Thankfully, between dishwashing and showering, the purple has paled somewhat. It might not be entirely permanent and perhaps I will be rid of it by July or August! By the way, the pen is not deficient. I had forgotten the most basic role of inking a piston filler. Fill it, then pour out a drop or two. That’s all I had needed to do to save myself from the shame of the ink-stained hand.

Another Upload

Loading a few more items to the pensales website today.

Uploads To Sales Site

I uploaded a few pens and odds and ends to the sales site.

Jinhao 992 (Reprise)

I think I mentioned the Jinhao 992 some time ago when I bought a packet of five of them.  They worked out about £1.50 each, perhaps the cheapest pens of all.  I decided to use them for the inks I didn’t want to put in a more expensive pen.  The first one was filled with red ink which famously stains pens.  I don’t use red ink a lot but I’ve used up that first fill.

Another one was filled with Baystate Blue.  It has been used a lot and has been refilled several times.  I think I still have a couple of these pens unused in my desk drawer.

I’ve always taken an interest in Chinese pens.  I think it’s fair to say that the interest was not well rewarded in the early days, ten to fifteen years ago.  The pens cost very little but were still a bad deal because most of them didn’t work well at all, or fell apart within a few weeks.  That began to change a few years ago and I have some good Chinese pens, though as long as they were made out of brass tubing they were a bit too heavy for me.

The 992, however, is the first Chinese pen I’ve had that can actually challenge much more expensive Japanese and European pens.  It wrote, and wrote beautifully from the first fill without any flushing.  It weighs nothing which suits me very well.  The nib is very good – perhaps a little on the bland side, like a Pelikan, if that’s a fair criticism.  I’ve never been especially fond of ‘demonstrator’ pens – they’re lacking in aesthetic quality and all look pretty much the same but I’m forced to admit it’s useful to see how much ink is left in the converter.

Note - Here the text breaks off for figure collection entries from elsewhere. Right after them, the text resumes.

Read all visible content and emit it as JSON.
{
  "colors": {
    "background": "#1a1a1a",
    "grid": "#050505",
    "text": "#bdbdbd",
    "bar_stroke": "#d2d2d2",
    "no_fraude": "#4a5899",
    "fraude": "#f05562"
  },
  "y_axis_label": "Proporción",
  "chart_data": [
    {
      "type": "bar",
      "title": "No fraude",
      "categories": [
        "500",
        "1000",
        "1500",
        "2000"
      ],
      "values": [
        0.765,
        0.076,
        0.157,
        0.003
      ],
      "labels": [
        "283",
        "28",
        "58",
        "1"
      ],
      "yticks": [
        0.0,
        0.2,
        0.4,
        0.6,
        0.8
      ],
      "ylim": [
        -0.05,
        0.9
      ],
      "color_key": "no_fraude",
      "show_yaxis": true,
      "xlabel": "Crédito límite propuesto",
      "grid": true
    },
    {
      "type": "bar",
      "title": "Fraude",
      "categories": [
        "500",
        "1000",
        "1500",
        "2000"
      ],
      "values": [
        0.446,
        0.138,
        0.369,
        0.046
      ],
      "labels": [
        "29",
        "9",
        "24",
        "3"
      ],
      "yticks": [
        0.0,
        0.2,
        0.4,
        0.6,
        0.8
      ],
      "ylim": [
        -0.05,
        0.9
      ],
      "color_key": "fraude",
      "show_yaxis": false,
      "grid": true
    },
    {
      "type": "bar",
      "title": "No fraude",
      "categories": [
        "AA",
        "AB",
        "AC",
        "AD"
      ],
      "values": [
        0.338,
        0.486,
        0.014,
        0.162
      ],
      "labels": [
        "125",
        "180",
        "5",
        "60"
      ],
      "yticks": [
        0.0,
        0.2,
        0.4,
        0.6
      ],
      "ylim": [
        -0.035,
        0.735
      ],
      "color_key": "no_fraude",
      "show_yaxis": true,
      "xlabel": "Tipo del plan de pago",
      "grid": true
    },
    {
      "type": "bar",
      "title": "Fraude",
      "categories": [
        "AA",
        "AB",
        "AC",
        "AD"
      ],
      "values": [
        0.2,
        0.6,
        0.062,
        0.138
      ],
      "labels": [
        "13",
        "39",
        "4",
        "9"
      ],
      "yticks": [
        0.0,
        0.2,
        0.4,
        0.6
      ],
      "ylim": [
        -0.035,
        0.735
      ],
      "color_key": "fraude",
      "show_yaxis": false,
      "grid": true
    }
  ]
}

The shape is pretty much a small cigar, quite similar to various models made by Pilot, Platinum and Sailor.  The white metal clip is unremarkable and it seems likely that it would do its job perfectly well.  I don’t clip pens to my clothes so I can’t speak from experience.  The broad cap ring covering the lip of the cap is what you see on many pens at the moment.

Several reviewers have commented on the little blob at the end of the barrel.  To be sure, they could have made a smoother outline but it’s hardly a big deal!

The most serious criticism people have made is that cracks appear in the barrel end.  I haven’t seen this in either of the 992s I use.  I don’t know how serious this cracking is – whether it leads to the ultimate disintegration of the pen.  On the other hand I don’t know what other people are doing with those pens.  I’ve been carrying mine in my pen case several times a week but I haven’t dropped either of them.  They seem quite robust to me and the fit and finish is adequate.

The proof of the pudding is in the eating, as they say, and I have found these pens to be absolutely faultless, something I can’t always say about pens costing 100 times as much and more.  Neither pen has ever failed to start instantly and neither has ever skipped.  How many pens can you say that about?  In terms of durability, time will obviously tell but at the price they are currently offered, I wouldn’t mind having to replace one every few years!